February 1, 1993
By Bruce Landsberg
Have you ever thought that you had a healthy fuel reserve on board and then later got a big surprise at the pumps? It's happened to most of us and can usually be attributed to the trip taking longer than expected, poor mixture management, or not starting out with full tanks. The result is the same-too close for comfort.
One Cessna P210 pilot cut his margins even closer. The pilot on an IFR flight to Greensboro, North Carolina, told controllers he was having "motor difficulty and needed to come straight in." He was given a vector direct to the airport but ended up short and was forced to land on a busy roadway. There was fuel remaining in the left tank, but the pilot had neglected to switch tanks.
In most cases when we end up with less fuel than anticipated, we have no one to blame except ourselves. Sometimes, however, an additional factor creeps in to complicate things. The AOPA Air Safety Foundation's Emil Buehler Center for Aviation Safety has just completed a review of the P210's safety record, and in studying, among other things, fuel mismanagement, some alarming facts came to light. P210 pilots exhausted the fuel almost twice as often as pilots of other turbocharged single-engine retractables. Even worse, fuel starvation accidents, where the pilot ran a tank dry while there was still fuel in another tank, occurred four times as often in P210s as the comparison group.
The comparison group consisted of the turbocharged Beech Bonanza, Cessna T210 and TR182, Mooney 231/252, and Piper Turbo Arrow, Turbo Saratoga, and Malibu. The T210, which has virtually the same engine and fuel system, had a similarly bad record. If the T210 were excluded from the comparison group, the disparity between the P210 and the other aircraft would be much greater.
In fact, fuel mishaps were the leading cause of accidents in P210s, totaling almost 29 percent from 1982 to 1988. Some of these were not of the "fender bender" variety either and resulted in severe or permanent inconvenience to the occupants.
Another experienced P210 pilot was low on fuel and diverted to an alternate but ran out of fuel on approach in IMC. A visual fuel check had not been performed, and although the pilot was intending to stop for fuel before heading on to the original destination, it wasn't soon enough.
Now this might all be chalked up to poor planning and decision-making, but the sheer numbers of accidents relative to comparable aircraft is puzzling. As the foundation researched this more, pieces of the puzzle began to fall into place. There has been some suspicion over the past few years that perhaps the usable fuel in the P210 isn't quite as much as stated in the pilot's operating handbook. This would indeed cause a shortfall in endurance.

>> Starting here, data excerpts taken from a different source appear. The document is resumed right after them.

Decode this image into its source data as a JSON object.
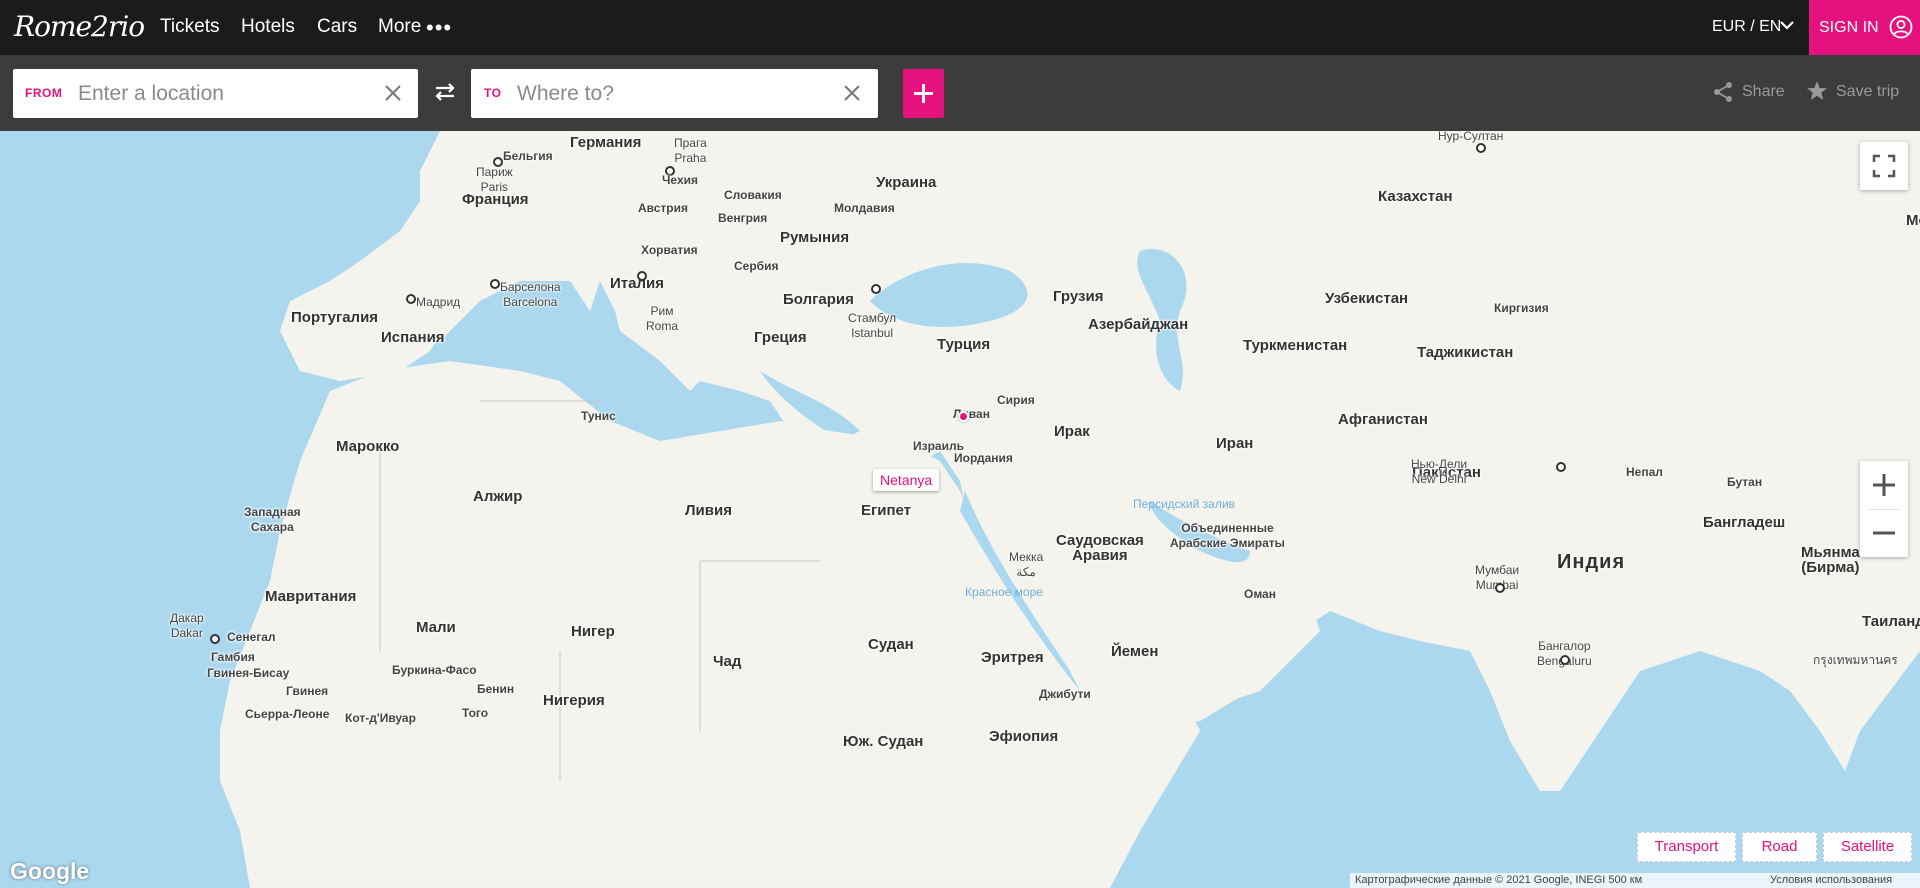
{
  "brand": {
    "logo_text": "Rome2rio"
  },
  "nav": {
    "tickets": "Tickets",
    "hotels": "Hotels",
    "cars": "Cars",
    "more": "More",
    "more_dots": "•••",
    "language": "EUR / EN",
    "sign_in": "SIGN IN"
  },
  "search": {
    "from_tag": "FROM",
    "from_placeholder": "Enter a location",
    "to_tag": "TO",
    "to_placeholder": "Where to?",
    "share": "Share",
    "save_trip": "Save trip"
  },
  "map": {
    "marker_label": "Netanya",
    "countries": {
      "germany": "Германия",
      "belgium": "Бельгия",
      "czech": "Чехия",
      "slovakia": "Словакия",
      "ukraine": "Украина",
      "austria": "Австрия",
      "hungary": "Венгрия",
      "moldova": "Молдавия",
      "france": "Франция",
      "romania": "Румыния",
      "croatia": "Хорватия",
      "serbia": "Сербия",
      "italy": "Италия",
      "bulgaria": "Болгария",
      "portugal": "Португалия",
      "spain": "Испания",
      "greece": "Греция",
      "turkey": "Турция",
      "georgia": "Грузия",
      "azerbaijan": "Азербайджан",
      "kazakhstan": "Казахстан",
      "uzbekistan": "Узбекистан",
      "kyrgyzstan": "Киргизия",
      "turkmenistan": "Туркменистан",
      "tajikistan": "Таджикистан",
      "syria": "Сирия",
      "lebanon": "Ливан",
      "iraq": "Ирак",
      "iran": "Иран",
      "afghanistan": "Афганистан",
      "pakistan": "Пакистан",
      "israel": "Израиль",
      "jordan": "Иордания",
      "tunisia": "Тунис",
      "morocco": "Марокко",
      "algeria": "Алжир",
      "libya": "Ливия",
      "egypt": "Египет",
      "western_sahara": "Западная\nСахара",
      "mauritania": "Мавритания",
      "mali": "Мали",
      "niger": "Нигер",
      "chad": "Чад",
      "sudan": "Судан",
      "eritrea": "Эритрея",
      "yemen": "Йемен",
      "saudi": "Саудовская\nАравия",
      "uae": "Объединенные\nАрабские Эмираты",
      "oman": "Оман",
      "india": "Индия",
      "nepal": "Непал",
      "bhutan": "Бутан",
      "bangladesh": "Бангладеш",
      "myanmar": "Мьянма\n(Бирма)",
      "senegal": "Сенегал",
      "gambia": "Гамбия",
      "guinea_bissau": "Гвинея-Бисау",
      "guinea": "Гвинея",
      "burkina": "Буркина-Фасо",
      "benin": "Бенин",
      "togo": "Того",
      "nigeria": "Нигерия",
      "sierra_leone": "Сьерра-Леоне",
      "ivory_coast": "Кот-д'Ивуар",
      "djibouti": "Джибути",
      "ethiopia": "Эфиопия",
      "south_sudan": "Юж. Судан",
      "thailand": "Таиланд",
      "mongolia": "Мон"
    },
    "cities": {
      "prague": "Прага\nPraha",
      "paris": "Париж\nParis",
      "madrid": "Мадрид",
      "barcelona": "Барселона\nBarcelona",
      "rome": "Рим\nRoma",
      "istanbul": "Стамбул\nIstanbul",
      "nursultan": "Нур-Султан",
      "newdelhi": "Нью-Дели\nNew Delhi",
      "mumbai": "Мумбаи\nMumbai",
      "mecca": "Мекка\nمكة",
      "dakar": "Дакар\nDakar",
      "bangalore": "Бангалор\nBengaluru",
      "bangkok": "กรุงเทพมหานคร"
    },
    "seas": {
      "persian_gulf": "Персидский залив",
      "red_sea": "Красное море"
    },
    "layers": {
      "transport": "Transport",
      "road": "Road",
      "satellite": "Satellite"
    },
    "attribution": "Картографические данные © 2021 Google, INEGI   500 км",
    "terms": "Условия использования",
    "google": "Google",
    "colors": {
      "accent": "#e5117f",
      "land": "#f5f3ee",
      "water": "#abd8ee"
    }
  }
}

According to the ASF review: "Cessna has tested the P210 on several occasions and concluded that the tanks would hold the published amount of usable fuel. However, unless the pilot has taken special precautions to ensure that the aircraft is level side to side and 4.5Â° nose up fore and aft, it is possible that the fuel load will be somewhere between 80 and 83 gallons on the P210N. [The POH indicates the P21ON can carry 90 gallons, 87 usable.] Under these conditions, the total endurance is estimated to be about 30 minutes less than shown in the POH."
The problem comes from having long, slender tanks and not much dihedral. Additionally, the location of the fuel filler port and the filler neck indicator, a metal collar that extends into the tank and shows reduced fuel load, conspire to make it difficult to top off the tanks. This happens when, one, the aircraft isn't quite level and an air bubble gets into the tank, or, two, the lineman doesn't wait for the fuel to diffuse into the tank from around the collar. The result is that the tank appears to be full when it may actually be several gallons short. Care in positioning the aircraft and patience in fueling will alleviate most of this, but the accident rate seems to prove that that's not how it's done in the hurried real world.
Cessna has properly become quite concerned. The following note, while it doesn't exactly confront the issue, appeared in the later model POHs: "Some indeterminate variables such as mixture leaning, technique, fuel metering characteristics, engine and propeller condition, and air turbulence may account for variations of 10% or more in range." A 10-percent shortfall on the P2ION equates to about 8 gallons (4 gallons per side) and, at normal cruise, would leave one high and quiet about 30 minutes early. Still, if you're down to half an hour until dry tanks, it's a flirtation with disaster. At 29 minutes, you violate the minimum fuel requirement for day VFR flight.
The FAA has just suspended an airworthiness directive that would have required the recalibration of the fuel gauges and a new filler cap and collar on 21Os. While the cap and collar are probably worthwhile investments because they allow fuel to flow more quickly into the tank and also reduce water contamination, calibrating the gauges does not really address the problem. The FAA suspended the AD because parts and test equipment are not available.
In most fuel-related 210 accidents, the gauges dutifully showed that the tank(s) were about to go dry, and the pilot ignored them. That shouldn't be a hanging offense because fuel gauges are notoriously inaccurate, and that's why you wear a watch.
Perhaps a better solution is to understand the fuel system and be conservative. Figure you've got about 80 gallons usable in a 210, and be sure to check the tanks visually. Keep a solid one-hour reserve, no matter what, and the problem is solved.